■ Liam O’Flaherty, Hollywood Cemetery: A Vision of the World to Come (Nuascéalta, 2019).
The veteran film-maker Bob Quinn will launch this new edition of Liam O’Flaherty’s novel Hollywood Cemetery, long out of print, at 6 p.m. on Wednesday 10 April at Galway City Library.
Published in London in 1935 but never reissued until now, Hollywood Cemetery is one of five novels by O’Flaherty banned by the Irish state under the Censorship of Publications Act (1929). It departs from his more familiar settings of the rural West of Ireland or Dublin’s slums. It is O’Flaherty’s fictionalised satirical account of his encounter with an industry that embodies the American Way of Life and exposes the core of Hollywood film-making.
Based on his observations during the filming of his novel The Informer, he exposes how Hollywood operates, the allure of incredible salaries, and the resulting prostitution of its employees for money. O’Flaherty appears to a certain degree in the character of Brian Carey. This modern Irish author is part of a beauty-spotting operation in Ireland along with an American film crew, to seek out a glamour girl suitable for the filming of his story “The Emigrant.” This achieved, the idea of a realist film about poverty in Ireland is speedily relinquished in favour of Hollywood illusion. Hollywood Cemetery is both hilarious and frightening.
Here it is a struggle to hold on to one’s own identity and integrity. Power, and money, swallow everything, without regard for human life. Apart from the narrator, only the Communist Party newspaper Proletarian Power reveals this: “Hollywood is a cemetery where the remains of present-day bourgeois intellectuals are buried, after being fattened like the sacrificial victims in ancient Mexico on enormous salaries, only to have their hearts plucked out and eaten by the Moguls of modern mammon.”
This is what O’Flaherty must have experienced with the filming of his own novel by his distant cousin John Ford. Instead of staying true to his original, set in the slums of Dublin, Hollywood’s celluloid manifestations of his two central female characters mock their originals. Instead of making a film based on the Dublin working-class experience, Ford and his scriptwriter Dudley Nichols, along with the entire machinery, cleansed the novel of its deeper political texture to make a film that presents stereotypes as seen by those who have no interest in the inhabitants of tenements beyond their monetary value.
While in Hollywood, O’Flaherty began thinking about his historical novel Famine. This is the first major artistic grappling in Ireland with the nation’s nineteenth-century colonial holocaust. O’Flaherty presents a differentiated panorama of the starving peasantry, the famine-profiteering gombeenmen, clergy with and without a spine, and deeply inhuman British colonialists.
O’Flaherty hoped that Ford would make Famine into a film after it appeared in 1937. Had Ford taken on this material, and resolutely portrayed this liquidation of a large part of the Irish nation, along with its resistance, it could have made a significant contribution to a cultural acknowledgement of colonialism in all its inhumanity.

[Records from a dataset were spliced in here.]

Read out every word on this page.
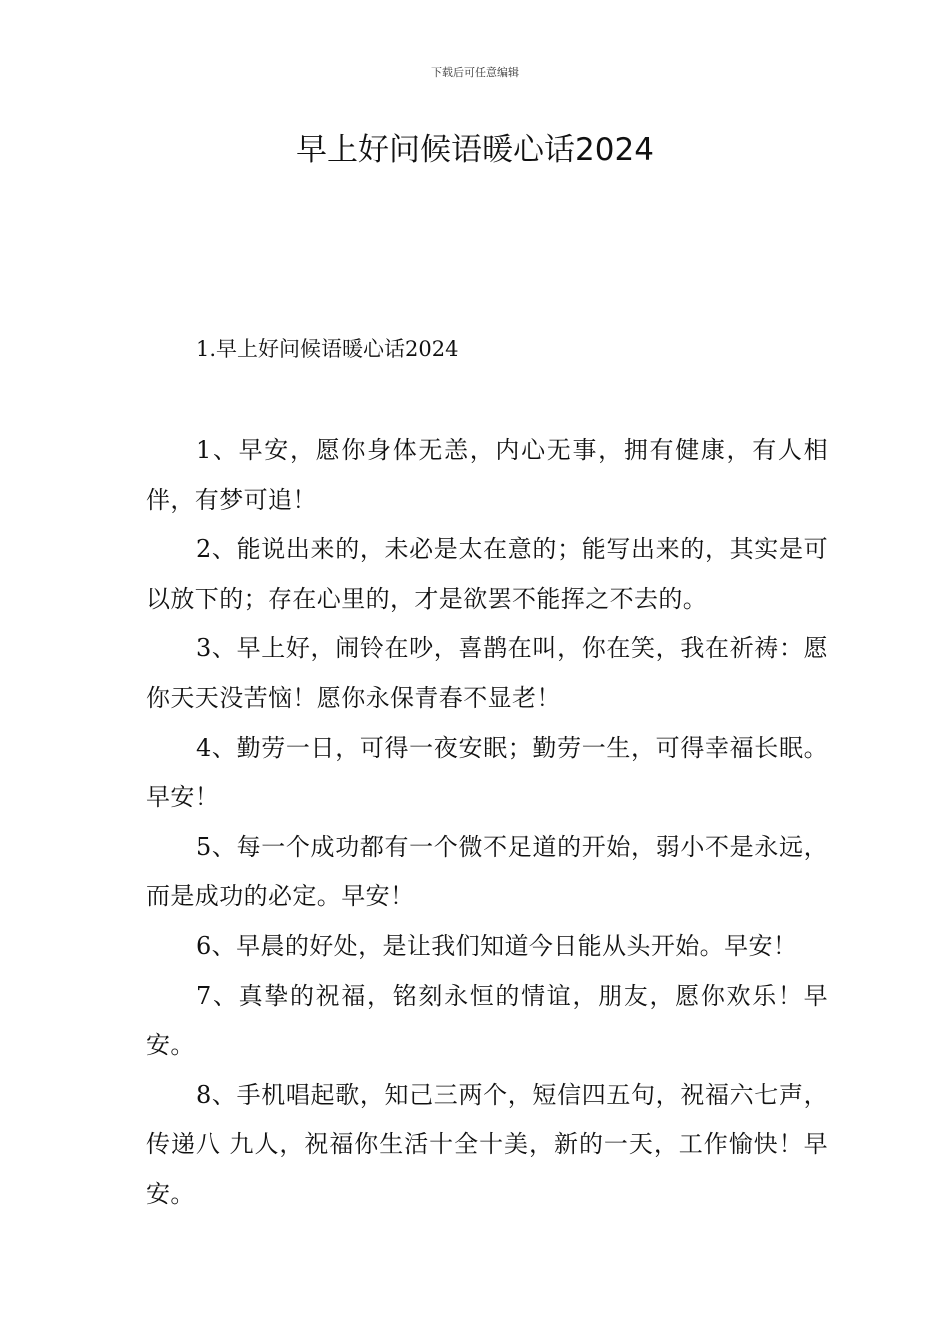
下载后可任意编辑
早上好问候语暖心话2024
1.早上好问候语暖心话2024

1、早安，愿你身体无恙，内心无事，拥有健康，有人相伴，有梦可追！

2、能说出来的，未必是太在意的；能写出来的，其实是可以放下的；存在心里的，才是欲罢不能挥之不去的。

3、早上好，闹铃在吵，喜鹊在叫，你在笑，我在祈祷：愿你天天没苦恼！愿你永保青春不显老！

4、勤劳一日，可得一夜安眠；勤劳一生，可得幸福长眠。早安！

5、每一个成功都有一个微不足道的开始，弱小不是永远，而是成功的必定。早安！

6、早晨的好处，是让我们知道今日能从头开始。早安！

7、真挚的祝福，铭刻永恒的情谊，朋友，愿你欢乐！早安。

8、手机唱起歌，知己三两个，短信四五句，祝福六七声，传递八 九人，祝福你生活十全十美，新的一天，工作愉快！早安。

This did not happen; and Hollywood Cemetery is a partial answer as to why not.
Fightback—the assertion of humanity even when confronted with great adversity—is always a theme in O’Flaherty’s work. Significantly, the two Irish characters in Hollywood Cemetery rebel. The novel also features women whose intelligence flies in the face of the gender role assigned to them by Hollywood. A gender-fluid character is another aspect of the novel in which O’Flaherty seems to anticipate our own times and is surely far ahead of his own.
O’Flaherty had begun the book while still in the United States and finished it in France during the summer of 1935. His first draft was returned to him by his London publisher, Gollancz, as too outspoken. Following its revision, it was finally published on 18 November 1935.
Nuascéalta’s republication of Hollywood Cemetery, more than eighty years later, is a major cultural event. It is available from Amazon and online.